A 2006 audit report and media reports showed the company was looted by politicians, senior management and their cronies through controversial contracts parcelled out to conflicted parties, airfares, hotel bookings and food for politicians and extortionate directors’ fees, salaries, and allowances.
By 2008, the company was now producing less than 12 500 tonnes which were way below the break-even point of 25 000 tonnes per year. Plant breakdown became very routine with a single blast furnace providing the lifeline.
Debts mounted and scaled US$340m, even reaching US$500m by some estimates, with the German bank owed US$240m.
In 2006, Global Steel Holdings from India proposed to invest in Zisco, but the deal collapsed due to political interference and clashes over the funding model. In 2011, a US$750m deal was struck with Essar Africa Holdings, also from India, to form New Zimbabwe Steel Company. Essar would assume 54% shareholding while the government retained a 36% stake and 10% remained in the hands of private investors.
However, the deal fell through in 2015 over iron ore deposits. A deal with Chinese company Guangzhou R&F followed in 2017.

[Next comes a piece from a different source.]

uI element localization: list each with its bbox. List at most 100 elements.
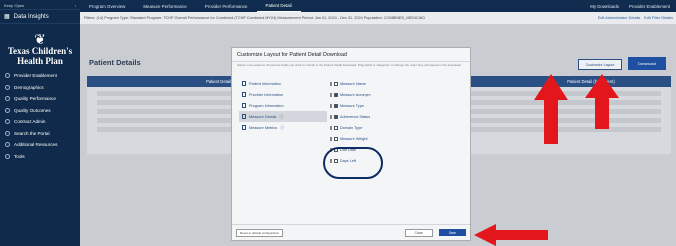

Other investors that expressed interest in Zisco in the past include ArcelorMittal, the world’s biggest steelmaker, Jindal Steel, China Metallurgical Group, Apollo Steel, Posco, Gateway Zimbabwe and Sovereignty Capital.
Then came ZimCoke and now Kuvimba, which are both associated with Mnangagwa’s cronies.
Kuvimba, which is opaque, has already failed an Impala transparency test, which raises questions as to how it will succeed at Zisco when it ignores basic corporate governance and transparency requirements.